La France sévèrement mise en garde par S&P

Par latribune.fr (avec AFP)  |   |  736  mots
Standard & Poors a descendu la note de la France au troisième cran, tandis que Fitch et Moody's ont maintenu le deuxième cran.
L'agence de notation américaine s'inquiète de déficits publics "plus dégradés que prévus". La mauvaise santé de la zone euro pèse également sur les perspectives économiques de la France.

L'agence de notation Standard and Poor's a lancé un avertissement à la France, qui pourrait voir sa note baisser si elle n'entreprend pas des réformes vigoureuses ou se retrouve prise dans la nasse de la déflation, mais le gouvernement a relativisé la portée de cette mise en garde.

Si l'agence américaine a fait le choix vendredi de maintenir la note de solvabilité à long terme de la France à "AA", elle a modifié la perspective qui est attachée, la faisant passer à "négative" contre "stable".

S&P, la plus sévère des agences de notation

L'agence est traditionnellement plus sévère à l'égard de la France, qu'elle avait été la première à priver de son "triple A", en janvier 2012. Ses concurrentes Moody's et Fitch continuent d'accorder la deuxième meilleure note possible à la qualité de la dette française, alors que S&P est déjà descendue au troisième cran. La "perspective négative" de S&P signifie que le pays a au moins une chance sur trois de voir sa note baisser au cours des 24 prochains mois.

Déficit "plus dégradé que prévu"

Pour Marie-France Raynaud, analyste principale de l'agence de notation pour la France, cette décision s'explique d'abord par l'état des finances publiques du pays: le déficit budgétaire est "plus dégradé" que prévu et pourrait "se dégrader davantage", en raison de "marges de manoeuvre réduites sur les recettes". En outre, l'objectif de "stabilisation de la dette" a été "repoussé".

Enfin, il y a un "risque concernant la mise en oeuvre des réformes structurelles annoncées" par le gouvernement, censées relancer la croissance et assainir les finances publiques. "On manque d'antécédents solides" pour savoir si la France va vraiment mettre en place les réformes auxquelles elle s'est engagée, a-t-elle expliqué, évoquant aussi de possibles résistances sociales. Sans compter que la faible inflation, un phénomène qui concerne l'ensemble de la zone euro, a pesé dans la décision de l'agence, en raison de son rôle nocif pour les finances publiques.

Le gouvernement reste serein

Mais le ministre des Finances Michel Sapin a aussitôt relativisé la portée de cette décision, assurant dans un communiqué que la dette française restait "l'une des plus sûres du monde". Pour preuve, le taux à dix ans de la France évolue à de bas niveaux.

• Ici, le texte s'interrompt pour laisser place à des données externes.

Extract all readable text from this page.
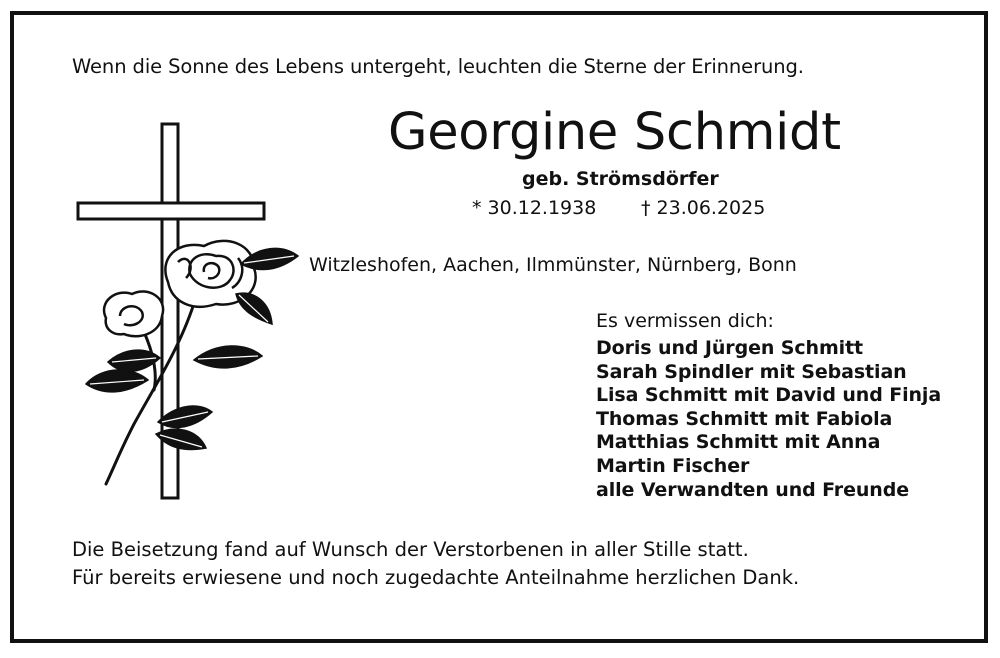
Wenn die Sonne des Lebens untergeht, leuchten die Sterne der Erinnerung.
Georgine Schmidt
geb. Strömsdörfer
* 30.12.1938 † 23.06.2025
Witzleshofen, Aachen, Ilmmünster, Nürnberg, Bonn
Es vermissen dich:
Doris und Jürgen Schmitt
Sarah Spindler mit Sebastian
Lisa Schmitt mit David und Finja
Thomas Schmitt mit Fabiola
Matthias Schmitt mit Anna
Martin Fischer
alle Verwandten und Freunde
Die Beisetzung fand auf Wunsch der Verstorbenen in aller Stille statt.
Für bereits erwiesene und noch zugedachte Anteilnahme herzlichen Dank.
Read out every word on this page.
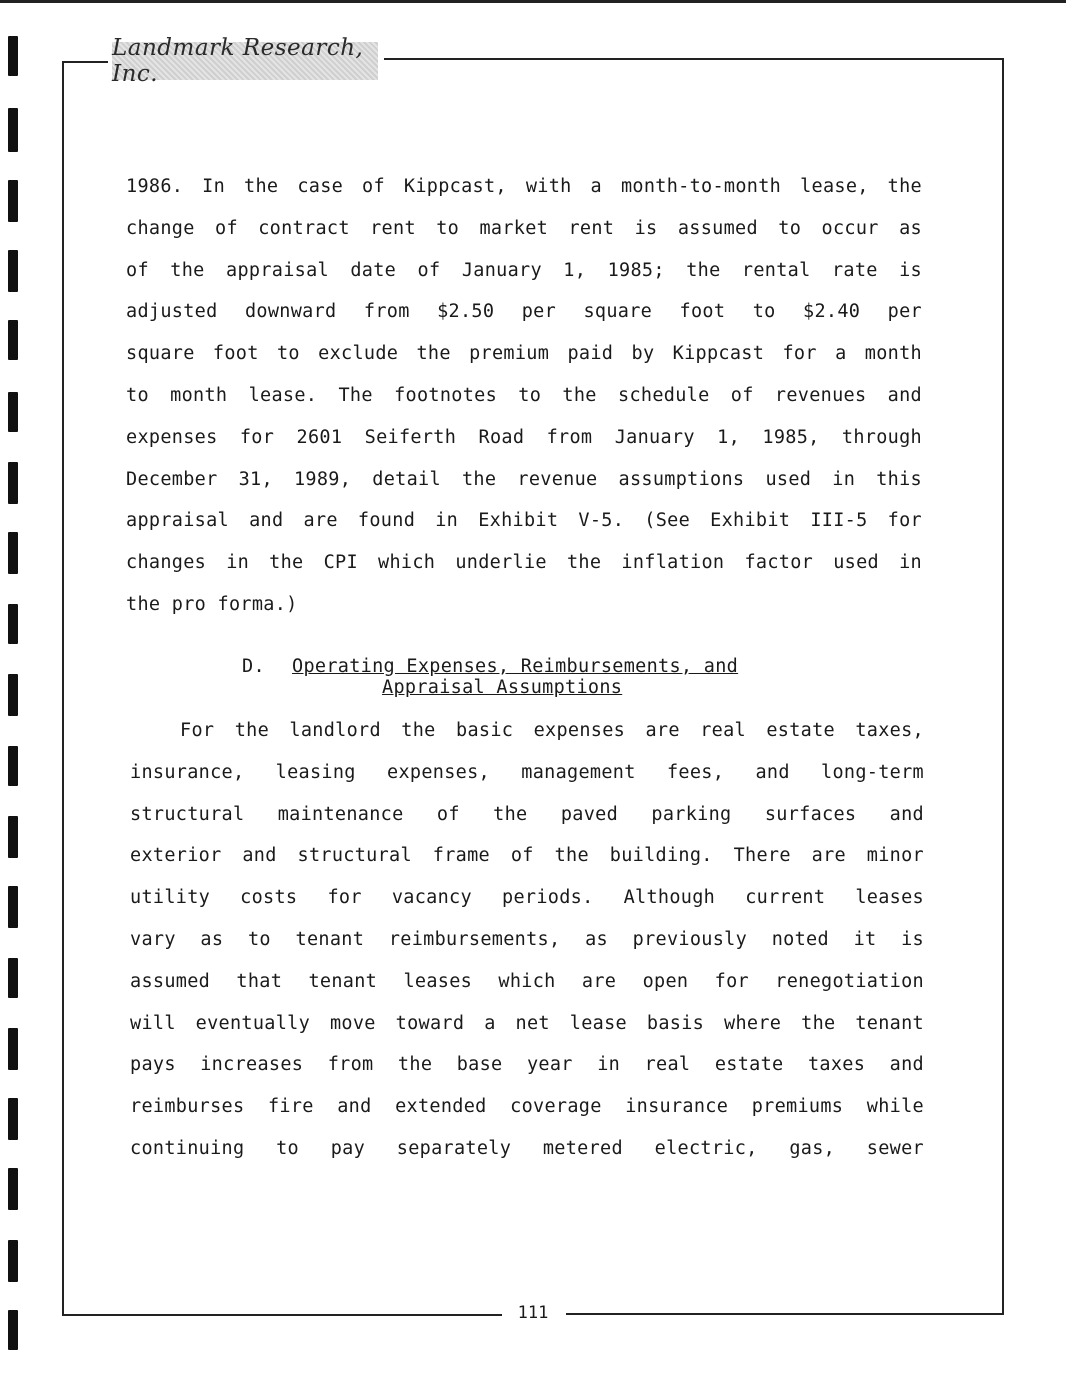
Landmark Research, Inc.
1986. In the case of Kippcast, with a month-to-month lease, the
change of contract rent to market rent is assumed to occur as
of the appraisal date of January 1, 1985; the rental rate is
adjusted downward from $2.50 per square foot to $2.40 per
square foot to exclude the premium paid by Kippcast for a month
to month lease. The footnotes to the schedule of revenues and
expenses for 2601 Seiferth Road from January 1, 1985, through
December 31, 1989, detail the revenue assumptions used in this
appraisal and are found in Exhibit V-5. (See Exhibit III-5 for
changes in the CPI which underlie the inflation factor used in
the pro forma.)
D. Operating Expenses, Reimbursements, and
Appraisal Assumptions
For the landlord the basic expenses are real estate taxes,
insurance, leasing expenses, management fees, and long-term
structural maintenance of the paved parking surfaces and
exterior and structural frame of the building. There are minor
utility costs for vacancy periods. Although current leases
vary as to tenant reimbursements, as previously noted it is
assumed that tenant leases which are open for renegotiation
will eventually move toward a net lease basis where the tenant
pays increases from the base year in real estate taxes and
reimburses fire and extended coverage insurance premiums while
continuing to pay separately metered electric, gas, sewer
111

Vendredi, il a fini à 1,252% contre 1,250% la veille.

"La situation économique pèse sur nos équilibres budgétaires, mais le gouvernement a fait le choix de maintenir le cap. (...) Nous poursuivrons les réformes nécessaires pour soutenir la croissance à moyen terme", a assuré M. Sapin, qui a toutefois aussi évoqué une dimension européenne.

"Dans une situation de reprise encore trop faible et d'inflation anormalement basse en zone euro, il convient que chaque pays prenne ses responsabilités et qu'une politique économique européenne coordonnée soit menée au service de la croissance", a-t-il estimé.

 La mauvaise santé de la zone euro pèse

Depuis plusieurs semaines, l'accumulation de mauvais indicateurs a fait de la zone euro le principal point noir de l'économie mondiale. Ses piètres performances économiques ont focalisé cette semaine l'attention des responsables économiques de la planète réunis à Washington pour les assemblées générales du FMI et de la Banque mondiale.

Et, parmi les Etats membres de la zone euro, c'est l'Allemagne qui suscite les plus vives inquiétudes. Le moteur économique de la zone euro a en effet connu plusieurs ratés ces derniers jours, donnant des arguments à tous ceux qui estiment que Berlin devrait "prendre ses responsabilités" pour reprendre les termes de M. Sapin, c'est-à-dire en faire plus pour la croissance en zone euro, y compris pour son propre bien.

Le ministre allemand des Finances Wolfgang Schäuble a dû monter au créneau pour défendre la ligne inflexible de Berlin: la croissance ne peut s'obtenir "en signant des chèques", a-t-il dit à Washington.

S&P pour sa part a aussi pointé du doigt le rôle de la Banque centrale européenne, en indiquant dans son communiqué sur la France que la note de cette dernière pourrait baisser si "les actions de politique monétaire au niveau de la zone euro échouaient à prévenir le risque d'une déflation".